We should, perhaps, not get ourselves into contortions working out where Reitman's film stands. Despite its political opaqueness, Thank You for Smoking remains a fast-moving, witty romp. When you consider that the director doesn't turn 30 until next year, his achievement seems all the more notable.
Jason admits that it was pretty daunting having to direct such actors as Robert Duvall and William H Macy in his first feature. It must, however, have helped that he has been hanging around movie sets since he was a toddler. Ivan Reitman, one of the most commercially successful directors of the 1980s, was responsible for Stripes, Ghostbusters and all those high-concept comedies in which Arnold Schwarzenegger got pregnant or had a shorter, fatter twin.
"Well, a set is really no place to make a film," Jason jokes. "You have 100 people looking at you at all times. So, yes, it was helpful that I had been on sets since I was a kid. I remember being on the set of Ghostbusters in New York City. I remember they blew up an entire street and I thought, yes, now this a great job. You can do whatever you like."
Are their downsides to having a father in the business? Does he ever fear he might not get out from under Ivan's shadow? "The downside is people presume the worst of you," he says. "They assume you are not intelligent. You are a snob. You are a spoiled brat. If you do find some success, it is perceived to be undeserved."

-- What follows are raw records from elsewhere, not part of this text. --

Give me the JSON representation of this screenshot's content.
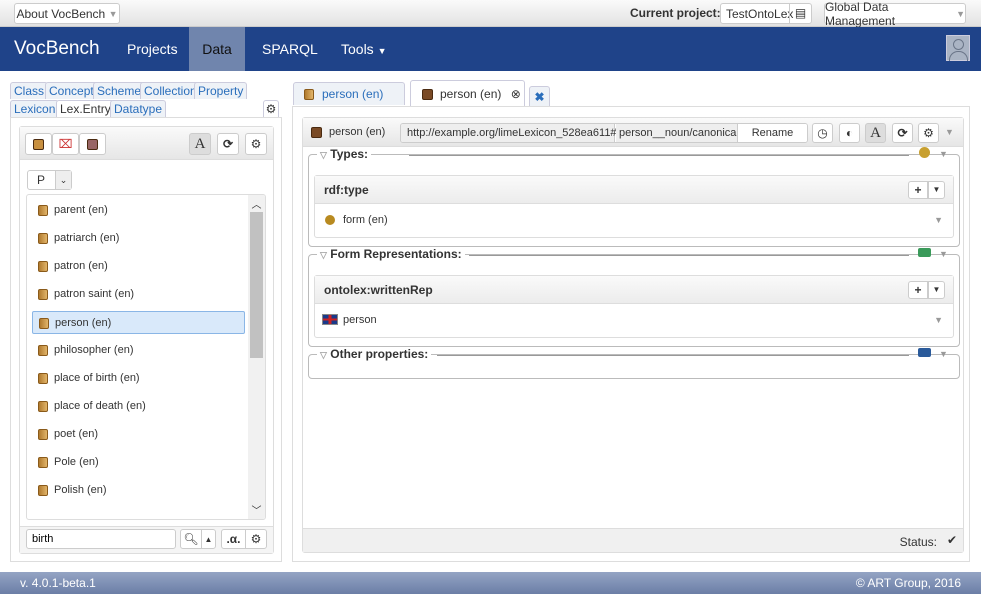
{
  "topbar": {
    "about": "About VocBench",
    "current_project_label": "Current project:",
    "project": "TestOntoLex",
    "global": "Global Data Management"
  },
  "navbar": {
    "brand": "VocBench",
    "items": [
      "Projects",
      "Data",
      "SPARQL",
      "Tools"
    ],
    "active": "Data"
  },
  "left": {
    "tabs_row1": [
      "Class",
      "Concept",
      "Scheme",
      "Collection",
      "Property"
    ],
    "tabs_row2": [
      "Lexicon",
      "Lex.Entry",
      "Datatype"
    ],
    "active_tab": "Lex.Entry",
    "index_letter": "P",
    "items": [
      "parent (en)",
      "patriarch (en)",
      "patron (en)",
      "patron saint (en)",
      "person (en)",
      "philosopher (en)",
      "place of birth (en)",
      "place of death (en)",
      "poet (en)",
      "Pole (en)",
      "Polish (en)"
    ],
    "selected": "person (en)",
    "search_value": "birth",
    "alpha_label": ".α."
  },
  "right": {
    "tabs": [
      {
        "label": "person (en)",
        "active": false
      },
      {
        "label": "person (en)",
        "active": true
      }
    ],
    "header": {
      "title": "person (en)",
      "namespace": "http://example.org/limeLexicon_528ea611#",
      "localname": "person__noun/canonical",
      "rename": "Rename"
    },
    "sections": [
      {
        "title": "Types:",
        "property": "rdf:type",
        "value": "form (en)"
      },
      {
        "title": "Form Representations:",
        "property": "ontolex:writtenRep",
        "value": "person"
      },
      {
        "title": "Other properties:"
      }
    ],
    "status_label": "Status:"
  },
  "footer": {
    "version": "v. 4.0.1-beta.1",
    "copyright": "© ART Group, 2016"
  },
  "colors": {
    "navbar": "#1f4389",
    "nav_active": "#7085ad",
    "link": "#2a6ebb",
    "selected_bg": "#d9e9fa"
  }
}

Despite his early enthusiasm for the movies, Jason did not go to film school. But by his sophomore year at the University of Southern California, where he studied English, the younger Reitman was already making low-budget shorts. At 19, Operation, his film about organ theft, premiered at the Sundance Film Festival. "Most young kids dream about making their speech at the Oscars. I dreamt about appearing at Sundance."
Thank You for Smoking has been Reitman's dream venture for half a decade. For some years Mel Gibson's production company fiddled around with the project, but they could never attract the interest of a studio. Eventually Reitman ran into David O Saks, a young multimillionaire who made his fortune devising PayPal, a mechanism for enabling credit-card payments over the internet. Saks financed the film out of his own deep pockets and Fox Searchlight later picked the film up for distribution after it premiered at Sundance.

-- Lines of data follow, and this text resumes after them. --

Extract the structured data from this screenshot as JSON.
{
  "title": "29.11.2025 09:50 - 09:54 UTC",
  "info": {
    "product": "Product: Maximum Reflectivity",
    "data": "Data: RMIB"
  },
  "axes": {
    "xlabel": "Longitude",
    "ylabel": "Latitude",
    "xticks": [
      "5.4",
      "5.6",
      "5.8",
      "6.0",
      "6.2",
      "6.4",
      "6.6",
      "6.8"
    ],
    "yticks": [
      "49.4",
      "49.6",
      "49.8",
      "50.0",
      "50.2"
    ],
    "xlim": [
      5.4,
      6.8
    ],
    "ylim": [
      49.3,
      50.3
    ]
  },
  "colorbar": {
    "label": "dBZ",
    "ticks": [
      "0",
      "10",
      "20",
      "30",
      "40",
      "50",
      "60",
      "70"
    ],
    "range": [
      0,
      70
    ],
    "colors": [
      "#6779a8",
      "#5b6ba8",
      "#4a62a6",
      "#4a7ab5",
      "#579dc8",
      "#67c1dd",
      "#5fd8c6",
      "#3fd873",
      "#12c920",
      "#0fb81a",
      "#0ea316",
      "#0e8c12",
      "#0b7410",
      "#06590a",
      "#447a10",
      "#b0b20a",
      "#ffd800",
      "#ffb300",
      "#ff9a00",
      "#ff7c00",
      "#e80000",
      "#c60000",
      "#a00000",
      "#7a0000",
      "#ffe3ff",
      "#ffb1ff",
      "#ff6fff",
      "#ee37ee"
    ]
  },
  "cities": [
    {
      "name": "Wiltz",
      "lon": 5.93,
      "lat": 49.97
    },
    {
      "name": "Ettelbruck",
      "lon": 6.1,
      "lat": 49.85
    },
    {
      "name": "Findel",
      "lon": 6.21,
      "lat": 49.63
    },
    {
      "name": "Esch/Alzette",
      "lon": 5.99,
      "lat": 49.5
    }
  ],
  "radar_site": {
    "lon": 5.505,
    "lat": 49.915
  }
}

"Saks is a libertarian guy himself," Reitman explains. "And he published a book on that subject when he was at Stanford. He simply couldn't understand why the film hadn't been made yet. So, he put up the entire six and a half million dollars himself. He had made a fortune when he was in his twenties, so he was prepared to take chance on a young, fairly untried film-maker. He understood."

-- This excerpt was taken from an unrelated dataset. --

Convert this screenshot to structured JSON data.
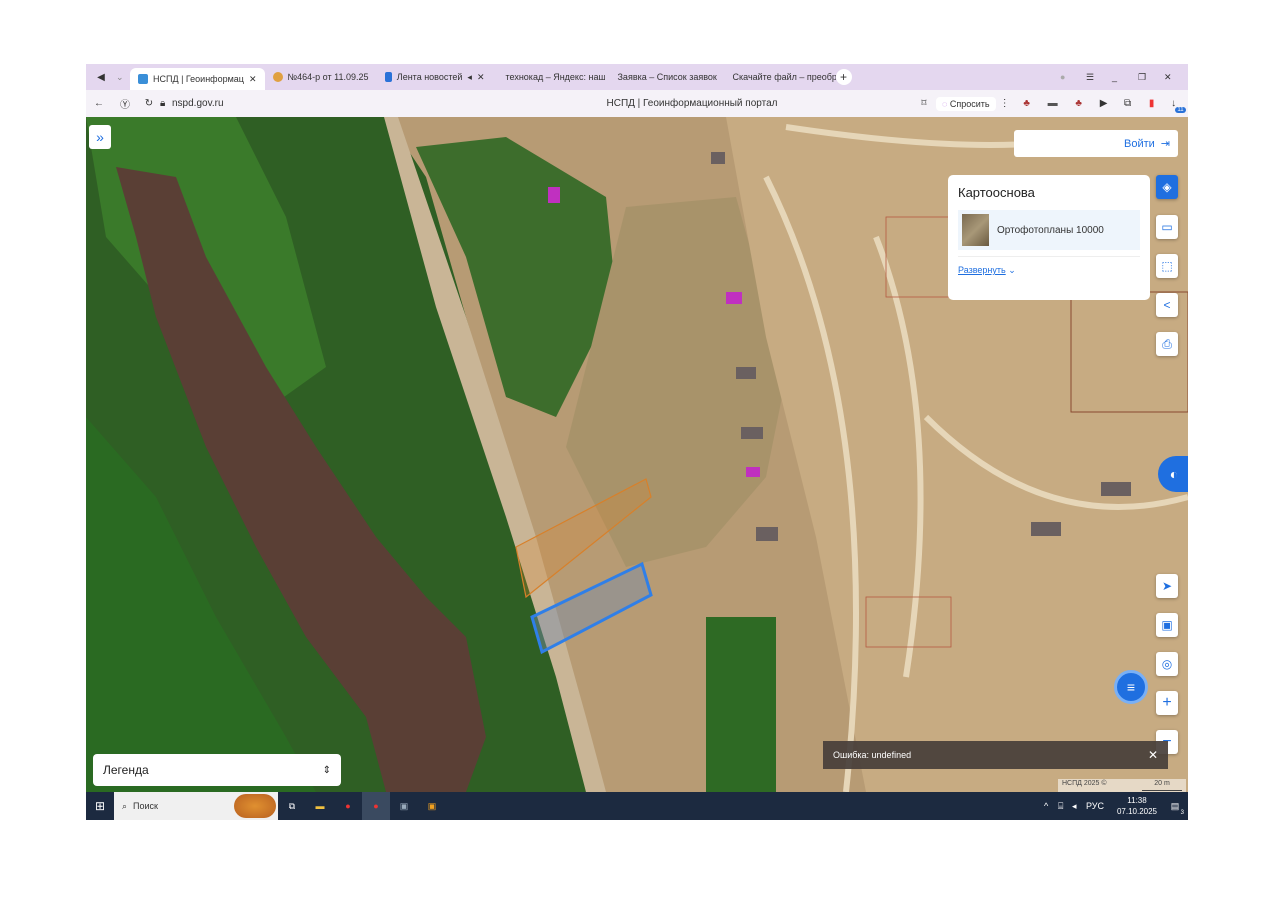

Interesting. So Saks had some kind of political agenda. This is where we came in. What did the entrepreneur want to say about the tobacco lobbyists? "Well. We don't see them as evil," Reitman says. "They didn't set out to kill people. Look, if these guys had grown up in Detroit they might be working for Ford. If they had grown up in Atlanta they might have worked for Coke. They grew up in Winston-Salem, so they work for the tobacco industry."
Maybe if they'd grown up in Cambodia they might have worked for the Khmer Rouge.
"Oh well that's going a bit far," Jason prickles.
Is it? For a self-proclaimed satirist he seems a very reluctant to stick the knife in.